这个士信,干脆让他去死好了。张阳非常气愤,派他去打开各地销路的时候,就已经和他说过了,只占领朝廷的市场,不去和其他的义军发生冲突,自己投降了元朝,虽然只是暂时的,其他的起义军一定对自己有意见,而自己现在又在积蓄实力之中,实在不宜和对方发生冲突。
这个士信,肯定是知道集庆里面赚钱多,就跑到集庆去了,现在,给自己捅了个大篓子。
“朱元璋怎么说?”张阳问道。通过上次的事,张阳知道,自己绝对不能低看了后世的明太祖,这个人,表面上是正人君子,背地里,也爱使个阴招啊。
“主公,朱元璋说,士信到他的地头上贩私盐,没有经过他的同意,那是要砍头的,但是,念在和主公相识的份上,这些事情是可以商量的,只要主公给他提供五千斤精铁,再加一千把我们的天阙铳,就可以将士信等人放回来。”罗贯中说道。
罗贯中也觉得很头疼,这个朱元璋,什么时候学会狮子大开口了?五千斤精铁,一千把天阙铳,基地一年的产量才多少啊。
但是,士信可是主公的四弟,亲四弟,立下过许多功劳,主公能见死不救吗?
张阳还真想说,让他砍了士信的脑袋吧,士信的脑袋可不值这么多钱,但是,他可不敢,先不论大义如何,母亲曹氏就绝对不会放过他,还不得整天在他面前哭哭啼啼,想着自己可怜的四儿子?
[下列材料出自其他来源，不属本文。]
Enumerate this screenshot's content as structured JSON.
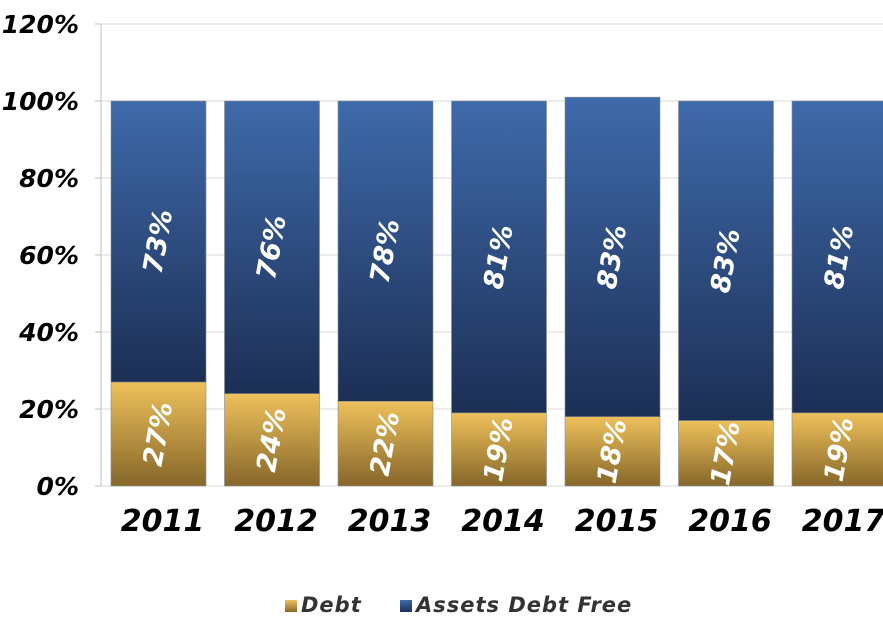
{
  "chart_data": {
    "type": "bar",
    "stacked": true,
    "categories": [
      "2011",
      "2012",
      "2013",
      "2014",
      "2015",
      "2016",
      "2017"
    ],
    "series": [
      {
        "name": "Debt",
        "values": [
          27,
          24,
          22,
          19,
          18,
          17,
          19
        ],
        "labels": [
          "27%",
          "24%",
          "22%",
          "19%",
          "18%",
          "17%",
          "19%"
        ],
        "color": "#d9a844"
      },
      {
        "name": "Assets Debt Free",
        "values": [
          73,
          76,
          78,
          81,
          83,
          83,
          81
        ],
        "labels": [
          "73%",
          "76%",
          "78%",
          "81%",
          "83%",
          "83%",
          "81%"
        ],
        "color": "#2f5496"
      }
    ],
    "yticks": [
      "0%",
      "20%",
      "40%",
      "60%",
      "80%",
      "100%",
      "120%"
    ],
    "ylim": [
      0,
      120
    ],
    "grid": true,
    "legend": "bottom"
  }
}
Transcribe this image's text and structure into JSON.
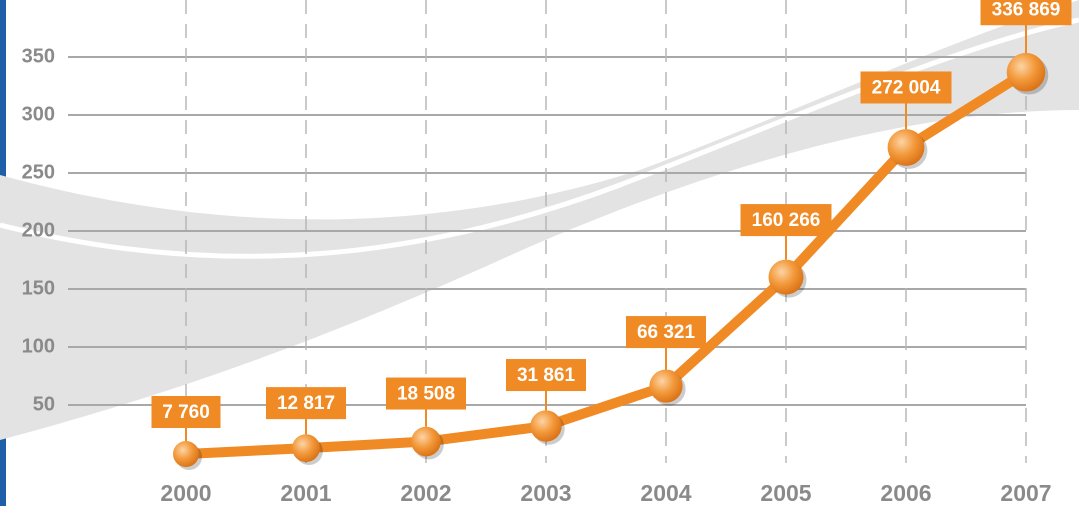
{
  "chart_data": {
    "type": "line",
    "categories": [
      "2000",
      "2001",
      "2002",
      "2003",
      "2004",
      "2005",
      "2006",
      "2007"
    ],
    "series": [
      {
        "color": "#f08a24",
        "values": [
          7.76,
          12.817,
          18.508,
          31.861,
          66.321,
          160.266,
          272.004,
          336.869
        ],
        "value_labels": [
          "7 760",
          "12 817",
          "18 508",
          "31 861",
          "66 321",
          "160 266",
          "272 004",
          "336 869"
        ]
      }
    ],
    "ylim": [
      0,
      400
    ],
    "yticks": [
      50,
      100,
      150,
      200,
      250,
      300,
      350
    ],
    "grid": true
  }
}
张阳也知道,漫天要价,坐地还钱,朱元璋一口要了这么多,那是给他打了还价的筹码。
不过,精铁多少无所谓,也就是炼铁炉多产几炉而已,但是天阙铳,那是绝对不能给他的。
自己称雄这个时代,靠的是什么?不就是先进的武器吗?要是将天阙铳给了朱元璋,要是被他发现了天阙铳的秘密,那么,自己还能有机会吗?